Configure the remaining Confluent Platform components, including Control Center, Connect, and ksqlDB, to be deployed in one Kubernetes region cluster and utilize the stretched Kafka.
In the component CRs, specify a comma-separated list of Kafka endpoints.
For example:
spec: dependencies: kafka: bootstrapEndpoint: kafka.central.svc.cluster.local:9071,kafka.east.svc.cluster.local:9071,kafka.west.svc.cluster.local:9071
Apply the CRs with the
kubectl apply -f <component CRs>
in each region.
Manage Confluent Platform in multi-region cluster¶
The following are a few of the common tasks you would perform in a multi-region clusters. Some can be done in one region and get propagated to all regions, and some can be done in a specific region as noted.
- Create topics
You can create and manage topics in any region in a multi-region cluster, and those topics are accessible from all the regions in the cluster.
See Manage Kafka Topics for creating and managing topics.
- Scale Kafka
You need to scale Kafka at the regional level. Update the Kafka CR in a specific region to scale the Kafka cluster in that region.

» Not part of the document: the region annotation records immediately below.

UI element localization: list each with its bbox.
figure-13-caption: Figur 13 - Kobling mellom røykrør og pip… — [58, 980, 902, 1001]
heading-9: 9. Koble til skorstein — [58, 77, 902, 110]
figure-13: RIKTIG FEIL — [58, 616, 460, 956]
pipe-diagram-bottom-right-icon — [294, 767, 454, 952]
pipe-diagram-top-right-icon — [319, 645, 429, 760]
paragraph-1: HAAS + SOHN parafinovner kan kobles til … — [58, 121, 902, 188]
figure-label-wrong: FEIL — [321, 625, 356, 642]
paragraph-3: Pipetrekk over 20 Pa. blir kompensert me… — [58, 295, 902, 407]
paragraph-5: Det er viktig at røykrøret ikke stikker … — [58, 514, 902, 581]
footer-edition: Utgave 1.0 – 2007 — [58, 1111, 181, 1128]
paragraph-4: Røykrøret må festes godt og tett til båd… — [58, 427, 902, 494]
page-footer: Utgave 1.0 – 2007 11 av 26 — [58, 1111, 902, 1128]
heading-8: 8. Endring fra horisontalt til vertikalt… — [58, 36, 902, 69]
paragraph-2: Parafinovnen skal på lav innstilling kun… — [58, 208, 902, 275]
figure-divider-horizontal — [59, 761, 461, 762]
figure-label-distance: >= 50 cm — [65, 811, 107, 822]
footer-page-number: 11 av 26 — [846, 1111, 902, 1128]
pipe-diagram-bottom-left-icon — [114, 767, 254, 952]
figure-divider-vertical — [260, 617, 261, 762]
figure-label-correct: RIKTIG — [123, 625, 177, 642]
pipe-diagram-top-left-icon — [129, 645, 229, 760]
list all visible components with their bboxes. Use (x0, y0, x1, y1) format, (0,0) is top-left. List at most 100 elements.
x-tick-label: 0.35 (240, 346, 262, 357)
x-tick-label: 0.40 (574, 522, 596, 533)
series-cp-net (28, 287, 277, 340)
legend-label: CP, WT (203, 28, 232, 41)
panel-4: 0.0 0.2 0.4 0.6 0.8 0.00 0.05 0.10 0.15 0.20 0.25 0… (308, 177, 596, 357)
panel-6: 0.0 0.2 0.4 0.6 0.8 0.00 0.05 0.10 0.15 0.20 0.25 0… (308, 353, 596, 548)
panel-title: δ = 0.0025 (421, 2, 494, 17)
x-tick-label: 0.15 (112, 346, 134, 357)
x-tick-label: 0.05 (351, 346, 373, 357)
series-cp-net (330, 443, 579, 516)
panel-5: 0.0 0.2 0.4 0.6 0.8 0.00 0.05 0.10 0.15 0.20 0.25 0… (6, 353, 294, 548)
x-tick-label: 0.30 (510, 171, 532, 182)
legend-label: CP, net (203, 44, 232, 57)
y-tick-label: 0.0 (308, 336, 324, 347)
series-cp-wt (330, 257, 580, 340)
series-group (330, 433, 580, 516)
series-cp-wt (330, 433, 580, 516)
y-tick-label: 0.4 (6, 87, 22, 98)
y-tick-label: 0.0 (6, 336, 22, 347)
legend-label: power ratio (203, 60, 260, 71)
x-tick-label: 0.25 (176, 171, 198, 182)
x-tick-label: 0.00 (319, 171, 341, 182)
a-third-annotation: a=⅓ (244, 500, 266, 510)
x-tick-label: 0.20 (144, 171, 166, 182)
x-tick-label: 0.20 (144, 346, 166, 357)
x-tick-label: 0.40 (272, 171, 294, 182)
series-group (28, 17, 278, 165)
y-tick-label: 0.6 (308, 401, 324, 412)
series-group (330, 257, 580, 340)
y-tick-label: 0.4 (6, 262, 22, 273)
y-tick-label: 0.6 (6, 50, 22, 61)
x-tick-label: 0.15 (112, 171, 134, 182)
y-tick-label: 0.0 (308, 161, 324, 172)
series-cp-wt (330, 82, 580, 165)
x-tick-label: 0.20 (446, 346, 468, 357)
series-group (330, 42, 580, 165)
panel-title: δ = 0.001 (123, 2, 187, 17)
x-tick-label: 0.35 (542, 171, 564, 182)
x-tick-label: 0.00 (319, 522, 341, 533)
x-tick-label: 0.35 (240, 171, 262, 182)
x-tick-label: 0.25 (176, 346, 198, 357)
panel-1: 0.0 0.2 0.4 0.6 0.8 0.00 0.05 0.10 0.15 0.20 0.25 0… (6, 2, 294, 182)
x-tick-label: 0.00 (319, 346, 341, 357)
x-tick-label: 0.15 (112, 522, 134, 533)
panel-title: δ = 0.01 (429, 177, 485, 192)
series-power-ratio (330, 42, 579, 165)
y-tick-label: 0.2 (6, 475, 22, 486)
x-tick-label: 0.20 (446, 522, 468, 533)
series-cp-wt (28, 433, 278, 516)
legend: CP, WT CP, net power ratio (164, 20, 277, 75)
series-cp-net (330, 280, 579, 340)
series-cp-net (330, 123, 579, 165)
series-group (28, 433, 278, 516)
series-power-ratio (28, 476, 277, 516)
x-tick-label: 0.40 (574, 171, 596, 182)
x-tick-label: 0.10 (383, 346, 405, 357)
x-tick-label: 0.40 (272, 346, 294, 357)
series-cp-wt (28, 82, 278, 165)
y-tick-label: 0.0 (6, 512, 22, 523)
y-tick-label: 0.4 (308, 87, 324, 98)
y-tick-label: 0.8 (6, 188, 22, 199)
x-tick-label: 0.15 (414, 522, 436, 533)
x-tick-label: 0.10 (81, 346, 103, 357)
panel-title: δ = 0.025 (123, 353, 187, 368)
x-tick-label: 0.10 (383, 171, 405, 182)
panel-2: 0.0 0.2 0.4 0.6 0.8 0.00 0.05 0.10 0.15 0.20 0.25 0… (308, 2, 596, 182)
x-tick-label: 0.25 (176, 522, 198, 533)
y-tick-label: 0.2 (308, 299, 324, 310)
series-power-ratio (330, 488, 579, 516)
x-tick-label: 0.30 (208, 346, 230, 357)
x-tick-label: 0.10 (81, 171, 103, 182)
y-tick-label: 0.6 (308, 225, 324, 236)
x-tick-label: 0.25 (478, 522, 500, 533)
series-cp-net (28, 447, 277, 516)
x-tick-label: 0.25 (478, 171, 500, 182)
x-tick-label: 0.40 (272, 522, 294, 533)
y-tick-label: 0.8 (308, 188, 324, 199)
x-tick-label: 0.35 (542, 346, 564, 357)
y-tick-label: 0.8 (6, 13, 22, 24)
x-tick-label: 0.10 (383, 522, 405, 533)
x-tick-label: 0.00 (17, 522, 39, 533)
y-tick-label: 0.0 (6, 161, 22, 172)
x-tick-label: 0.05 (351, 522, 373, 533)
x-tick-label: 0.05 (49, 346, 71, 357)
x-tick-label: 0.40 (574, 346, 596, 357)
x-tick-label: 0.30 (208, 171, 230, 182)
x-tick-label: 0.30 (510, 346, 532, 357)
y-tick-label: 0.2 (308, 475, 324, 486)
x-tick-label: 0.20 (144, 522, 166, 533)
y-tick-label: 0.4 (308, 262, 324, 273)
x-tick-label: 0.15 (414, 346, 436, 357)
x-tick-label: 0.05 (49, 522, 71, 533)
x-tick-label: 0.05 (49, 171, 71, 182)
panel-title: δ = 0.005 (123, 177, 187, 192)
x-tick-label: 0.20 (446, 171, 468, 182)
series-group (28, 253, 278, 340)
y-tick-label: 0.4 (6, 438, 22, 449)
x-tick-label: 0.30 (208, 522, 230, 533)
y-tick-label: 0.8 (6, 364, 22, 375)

See Scale Confluent Platform Clusters and Balance Data for scaling Kafka clusters.
- Manage rolebindings
You can create and manage rolebindings in any region in a multi-region cluster, and those rolebindings are accessible from all the regions in the cluster.
- Rotate certificates
- To rotate TLS certificates used in a region, you follow the steps described in Manage TLS Certificates in the specific region.
- Restart Kafka
- You need to restart Kafka in a specific region as described in Restart Confluent Platform.